# Reappearing waves

1. Jan 26, 2013

### statement

Hi!
When two equal waves meet in a destructive interference a short while the resultant wave is flat. What makes the waves reappear?

2. Jan 26, 2013

### phinds

I see what you mean, but they don't "REappear" because they have never disappeared they have just had a momentary interaction that results in zero amplitude.

3. Jan 26, 2013

### BenG549

Do you have an example of this. As far as I am aware if two wave of equal magnitude and opposite phase destructively interfere with each other the waves do not spontaneously "reappear".

4. Jan 26, 2013

### statement

5. Jan 26, 2013

### Simon Bridge

As phinds pointed out - the motion of the particles returns because the destructively interfering waves have moved past each other.
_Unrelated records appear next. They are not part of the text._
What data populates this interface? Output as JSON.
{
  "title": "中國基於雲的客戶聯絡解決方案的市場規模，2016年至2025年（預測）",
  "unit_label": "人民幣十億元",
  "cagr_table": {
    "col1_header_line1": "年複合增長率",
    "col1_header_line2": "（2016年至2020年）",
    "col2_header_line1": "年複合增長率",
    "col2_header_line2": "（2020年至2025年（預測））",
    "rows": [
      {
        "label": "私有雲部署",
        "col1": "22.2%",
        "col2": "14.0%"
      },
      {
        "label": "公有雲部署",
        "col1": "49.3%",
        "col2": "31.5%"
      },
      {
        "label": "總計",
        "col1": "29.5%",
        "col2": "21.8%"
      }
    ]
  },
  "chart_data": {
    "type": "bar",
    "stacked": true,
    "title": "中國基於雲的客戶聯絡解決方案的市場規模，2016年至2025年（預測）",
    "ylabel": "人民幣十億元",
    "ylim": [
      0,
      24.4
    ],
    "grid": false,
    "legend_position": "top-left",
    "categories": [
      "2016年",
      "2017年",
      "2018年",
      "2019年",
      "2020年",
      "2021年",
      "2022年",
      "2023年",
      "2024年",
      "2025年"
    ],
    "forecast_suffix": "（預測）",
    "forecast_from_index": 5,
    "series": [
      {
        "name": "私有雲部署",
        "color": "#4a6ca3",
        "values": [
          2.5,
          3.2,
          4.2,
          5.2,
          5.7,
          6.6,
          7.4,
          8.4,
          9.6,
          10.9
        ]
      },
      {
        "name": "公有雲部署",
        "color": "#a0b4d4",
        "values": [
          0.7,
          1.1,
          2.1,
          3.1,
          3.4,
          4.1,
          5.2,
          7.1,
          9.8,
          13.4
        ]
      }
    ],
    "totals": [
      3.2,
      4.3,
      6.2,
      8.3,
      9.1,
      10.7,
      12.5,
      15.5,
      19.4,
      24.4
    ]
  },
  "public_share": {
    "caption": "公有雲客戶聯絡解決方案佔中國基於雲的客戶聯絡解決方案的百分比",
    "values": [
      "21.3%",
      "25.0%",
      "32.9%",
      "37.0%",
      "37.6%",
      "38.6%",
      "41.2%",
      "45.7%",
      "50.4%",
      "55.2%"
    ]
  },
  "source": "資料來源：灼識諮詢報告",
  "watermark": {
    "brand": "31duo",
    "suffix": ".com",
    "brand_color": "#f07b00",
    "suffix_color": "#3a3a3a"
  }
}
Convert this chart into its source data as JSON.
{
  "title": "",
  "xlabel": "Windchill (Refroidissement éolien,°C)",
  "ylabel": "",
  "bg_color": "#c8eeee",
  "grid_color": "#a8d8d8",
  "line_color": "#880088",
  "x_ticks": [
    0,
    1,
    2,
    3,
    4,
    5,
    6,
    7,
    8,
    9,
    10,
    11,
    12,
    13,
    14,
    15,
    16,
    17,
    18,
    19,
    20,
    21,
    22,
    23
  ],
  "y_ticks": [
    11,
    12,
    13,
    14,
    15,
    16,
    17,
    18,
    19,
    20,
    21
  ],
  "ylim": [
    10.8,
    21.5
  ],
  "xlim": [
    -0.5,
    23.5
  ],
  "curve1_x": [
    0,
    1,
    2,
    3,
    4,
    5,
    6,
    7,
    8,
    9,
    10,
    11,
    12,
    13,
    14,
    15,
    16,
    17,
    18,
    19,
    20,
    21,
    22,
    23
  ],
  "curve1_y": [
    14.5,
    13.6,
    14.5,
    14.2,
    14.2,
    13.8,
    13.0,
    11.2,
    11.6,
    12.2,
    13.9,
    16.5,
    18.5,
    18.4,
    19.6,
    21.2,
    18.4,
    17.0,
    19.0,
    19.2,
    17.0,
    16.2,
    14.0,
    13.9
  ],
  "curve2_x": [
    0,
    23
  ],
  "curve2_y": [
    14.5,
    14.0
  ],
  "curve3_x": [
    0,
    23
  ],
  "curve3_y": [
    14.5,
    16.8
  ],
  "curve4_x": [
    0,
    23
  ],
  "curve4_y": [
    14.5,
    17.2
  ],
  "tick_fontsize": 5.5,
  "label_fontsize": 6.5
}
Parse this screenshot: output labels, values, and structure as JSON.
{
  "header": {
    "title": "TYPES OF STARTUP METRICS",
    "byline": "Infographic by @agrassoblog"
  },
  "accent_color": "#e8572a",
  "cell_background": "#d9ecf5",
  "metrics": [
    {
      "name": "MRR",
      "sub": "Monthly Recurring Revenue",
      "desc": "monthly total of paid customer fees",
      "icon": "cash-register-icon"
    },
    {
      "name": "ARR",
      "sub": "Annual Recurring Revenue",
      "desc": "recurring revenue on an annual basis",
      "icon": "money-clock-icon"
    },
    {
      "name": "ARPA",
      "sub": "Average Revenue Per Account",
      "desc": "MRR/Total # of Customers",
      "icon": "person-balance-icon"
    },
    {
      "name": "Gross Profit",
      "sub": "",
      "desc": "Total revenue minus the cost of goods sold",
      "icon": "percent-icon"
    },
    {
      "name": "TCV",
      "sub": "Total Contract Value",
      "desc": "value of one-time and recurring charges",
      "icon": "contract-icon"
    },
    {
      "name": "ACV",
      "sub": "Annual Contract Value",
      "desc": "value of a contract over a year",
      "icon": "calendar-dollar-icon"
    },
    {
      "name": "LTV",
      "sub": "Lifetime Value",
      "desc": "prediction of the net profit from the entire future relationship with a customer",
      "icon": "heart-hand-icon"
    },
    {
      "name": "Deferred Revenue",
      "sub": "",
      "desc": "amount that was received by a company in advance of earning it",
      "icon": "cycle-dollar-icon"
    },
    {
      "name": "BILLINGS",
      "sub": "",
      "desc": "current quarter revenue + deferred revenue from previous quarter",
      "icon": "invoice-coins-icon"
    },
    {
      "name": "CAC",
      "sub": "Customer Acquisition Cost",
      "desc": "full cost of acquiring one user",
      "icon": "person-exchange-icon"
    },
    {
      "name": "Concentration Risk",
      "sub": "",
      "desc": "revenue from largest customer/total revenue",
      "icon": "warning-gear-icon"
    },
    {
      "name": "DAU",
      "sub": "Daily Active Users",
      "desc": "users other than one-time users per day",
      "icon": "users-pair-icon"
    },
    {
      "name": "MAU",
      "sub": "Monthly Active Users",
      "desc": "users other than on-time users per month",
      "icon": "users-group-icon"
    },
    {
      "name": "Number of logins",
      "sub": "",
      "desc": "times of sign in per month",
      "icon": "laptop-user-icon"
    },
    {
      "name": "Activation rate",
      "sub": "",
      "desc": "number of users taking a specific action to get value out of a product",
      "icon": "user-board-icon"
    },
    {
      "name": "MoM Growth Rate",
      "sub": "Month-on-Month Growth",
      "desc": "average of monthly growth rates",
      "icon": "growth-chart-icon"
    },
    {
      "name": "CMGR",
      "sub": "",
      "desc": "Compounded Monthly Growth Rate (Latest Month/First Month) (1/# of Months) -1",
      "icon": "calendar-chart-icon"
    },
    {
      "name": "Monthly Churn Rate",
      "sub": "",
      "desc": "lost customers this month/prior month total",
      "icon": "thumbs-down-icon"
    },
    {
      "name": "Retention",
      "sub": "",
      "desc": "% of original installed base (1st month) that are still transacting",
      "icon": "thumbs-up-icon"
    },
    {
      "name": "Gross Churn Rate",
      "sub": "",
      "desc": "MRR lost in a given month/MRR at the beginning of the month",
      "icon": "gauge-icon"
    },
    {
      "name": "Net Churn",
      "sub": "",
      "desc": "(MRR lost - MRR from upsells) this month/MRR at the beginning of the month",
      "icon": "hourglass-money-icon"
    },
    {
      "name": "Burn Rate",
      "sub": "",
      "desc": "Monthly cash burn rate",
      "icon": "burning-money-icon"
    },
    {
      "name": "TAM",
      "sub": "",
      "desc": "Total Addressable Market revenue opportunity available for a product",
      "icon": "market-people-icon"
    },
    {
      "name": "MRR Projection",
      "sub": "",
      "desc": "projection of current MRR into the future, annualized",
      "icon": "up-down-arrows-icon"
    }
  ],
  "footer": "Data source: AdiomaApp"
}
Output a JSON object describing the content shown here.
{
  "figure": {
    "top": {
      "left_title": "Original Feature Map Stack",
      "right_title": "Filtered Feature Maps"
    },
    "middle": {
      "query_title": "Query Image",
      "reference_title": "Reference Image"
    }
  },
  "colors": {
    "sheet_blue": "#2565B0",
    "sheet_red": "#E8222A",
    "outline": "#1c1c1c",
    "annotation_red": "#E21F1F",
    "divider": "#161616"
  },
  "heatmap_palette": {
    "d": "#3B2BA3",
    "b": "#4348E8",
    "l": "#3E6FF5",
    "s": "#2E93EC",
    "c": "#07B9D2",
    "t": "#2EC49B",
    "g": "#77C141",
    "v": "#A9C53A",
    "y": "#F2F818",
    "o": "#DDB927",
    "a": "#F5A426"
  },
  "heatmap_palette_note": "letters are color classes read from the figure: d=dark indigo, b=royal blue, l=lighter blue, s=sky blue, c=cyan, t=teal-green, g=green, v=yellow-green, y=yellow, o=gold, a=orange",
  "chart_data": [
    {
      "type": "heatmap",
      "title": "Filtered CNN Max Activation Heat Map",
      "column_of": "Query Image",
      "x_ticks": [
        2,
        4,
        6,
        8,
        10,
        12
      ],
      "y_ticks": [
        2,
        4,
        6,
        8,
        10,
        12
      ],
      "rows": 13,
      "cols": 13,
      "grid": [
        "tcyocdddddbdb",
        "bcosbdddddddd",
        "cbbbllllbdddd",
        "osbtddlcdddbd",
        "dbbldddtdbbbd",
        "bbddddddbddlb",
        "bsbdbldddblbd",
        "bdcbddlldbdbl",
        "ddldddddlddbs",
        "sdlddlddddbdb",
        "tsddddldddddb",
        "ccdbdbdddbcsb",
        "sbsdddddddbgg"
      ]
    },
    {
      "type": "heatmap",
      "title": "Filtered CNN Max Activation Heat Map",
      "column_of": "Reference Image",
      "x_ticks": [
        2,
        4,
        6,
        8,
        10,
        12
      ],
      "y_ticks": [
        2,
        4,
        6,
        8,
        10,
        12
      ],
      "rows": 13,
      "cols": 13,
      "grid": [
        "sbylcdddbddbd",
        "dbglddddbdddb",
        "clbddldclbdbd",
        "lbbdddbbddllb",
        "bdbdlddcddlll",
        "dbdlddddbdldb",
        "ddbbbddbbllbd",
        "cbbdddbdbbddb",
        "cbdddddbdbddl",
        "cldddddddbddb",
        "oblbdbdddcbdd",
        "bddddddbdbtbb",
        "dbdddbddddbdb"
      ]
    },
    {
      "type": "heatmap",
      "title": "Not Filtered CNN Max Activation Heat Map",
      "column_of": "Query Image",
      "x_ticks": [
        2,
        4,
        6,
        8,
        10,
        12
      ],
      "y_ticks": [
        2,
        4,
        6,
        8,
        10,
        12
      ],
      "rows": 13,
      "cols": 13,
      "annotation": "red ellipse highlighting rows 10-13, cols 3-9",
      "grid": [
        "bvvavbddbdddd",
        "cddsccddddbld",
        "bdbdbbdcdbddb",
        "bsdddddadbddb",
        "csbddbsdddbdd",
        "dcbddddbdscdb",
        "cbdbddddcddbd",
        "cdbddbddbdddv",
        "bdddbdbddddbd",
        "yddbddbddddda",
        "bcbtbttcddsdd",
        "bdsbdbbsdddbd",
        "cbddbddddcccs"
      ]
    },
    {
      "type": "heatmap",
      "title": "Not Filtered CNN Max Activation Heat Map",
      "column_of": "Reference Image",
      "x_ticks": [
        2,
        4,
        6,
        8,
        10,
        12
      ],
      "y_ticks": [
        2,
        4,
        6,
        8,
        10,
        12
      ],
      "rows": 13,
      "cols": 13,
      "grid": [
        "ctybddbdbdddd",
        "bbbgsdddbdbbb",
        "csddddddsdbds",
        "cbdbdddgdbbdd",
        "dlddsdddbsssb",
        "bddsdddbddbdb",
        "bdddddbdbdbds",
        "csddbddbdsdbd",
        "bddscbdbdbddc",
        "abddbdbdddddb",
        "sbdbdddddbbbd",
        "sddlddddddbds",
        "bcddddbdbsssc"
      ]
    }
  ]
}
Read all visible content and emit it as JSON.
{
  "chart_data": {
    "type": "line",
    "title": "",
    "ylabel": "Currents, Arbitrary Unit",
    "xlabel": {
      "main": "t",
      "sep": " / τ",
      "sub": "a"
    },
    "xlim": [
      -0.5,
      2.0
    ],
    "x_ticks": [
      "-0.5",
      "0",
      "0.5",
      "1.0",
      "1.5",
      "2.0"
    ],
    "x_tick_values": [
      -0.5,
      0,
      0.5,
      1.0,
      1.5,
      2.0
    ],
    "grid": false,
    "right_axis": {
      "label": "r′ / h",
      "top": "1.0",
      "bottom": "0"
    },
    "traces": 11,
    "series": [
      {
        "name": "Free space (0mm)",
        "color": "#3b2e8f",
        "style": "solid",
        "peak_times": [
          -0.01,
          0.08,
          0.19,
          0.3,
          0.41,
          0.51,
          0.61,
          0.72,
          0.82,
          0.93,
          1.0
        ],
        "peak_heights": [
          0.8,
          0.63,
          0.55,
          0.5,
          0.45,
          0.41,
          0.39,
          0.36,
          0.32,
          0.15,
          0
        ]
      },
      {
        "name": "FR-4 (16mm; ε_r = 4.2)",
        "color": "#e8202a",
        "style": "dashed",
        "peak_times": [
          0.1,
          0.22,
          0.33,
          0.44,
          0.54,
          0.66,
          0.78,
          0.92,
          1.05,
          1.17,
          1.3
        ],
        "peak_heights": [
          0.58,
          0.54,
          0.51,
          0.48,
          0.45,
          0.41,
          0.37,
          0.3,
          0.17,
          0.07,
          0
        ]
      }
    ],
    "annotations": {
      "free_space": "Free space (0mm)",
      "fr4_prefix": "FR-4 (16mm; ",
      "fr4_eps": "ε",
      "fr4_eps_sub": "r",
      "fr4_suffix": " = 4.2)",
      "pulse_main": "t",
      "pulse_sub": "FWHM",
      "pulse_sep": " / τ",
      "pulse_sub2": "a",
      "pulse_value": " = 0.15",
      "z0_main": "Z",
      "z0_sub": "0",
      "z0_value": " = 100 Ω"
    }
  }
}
Consider - a ball, bouncing, is stationary in the instant that it strikes the surface - then, in the next instant, the motion reappears (in the opposite direction). How did this happen?

Simplistically: In the pulse on a string - what happens is that there are two forces displacing the particles. They are equal and opposite but they act in different places so you see different pulses. They move towards each other - when they act in the same place, the forces oppose each other directly for no net result, but the thing providing the two forces has not gone away - they are both still pulling on the particles. When the forces move past each other they are no longer acting on the same particle, so the displacement returns.

6. Jan 27, 2013

### statement

Thanks!

7. Jan 27, 2013

### sophiecentaur

In mechanical waves of any sort, there is a constant flow of energy because any mechanism that's supporting a mechanical wave can be looked upon as a series of masses, joined by springs (or the equivalent) and there is a combination of Potential and Kinetic energies. When the displacement happens to be zero (zero PE), the velocity (KE) is at a maximum. So there is still energy flow even though the displacements in the two interfering waves appears to be zero. The energy hasn't 'disappeared' anywhere - you just don't recognise it's there in the nodes, where the two potential energies add together.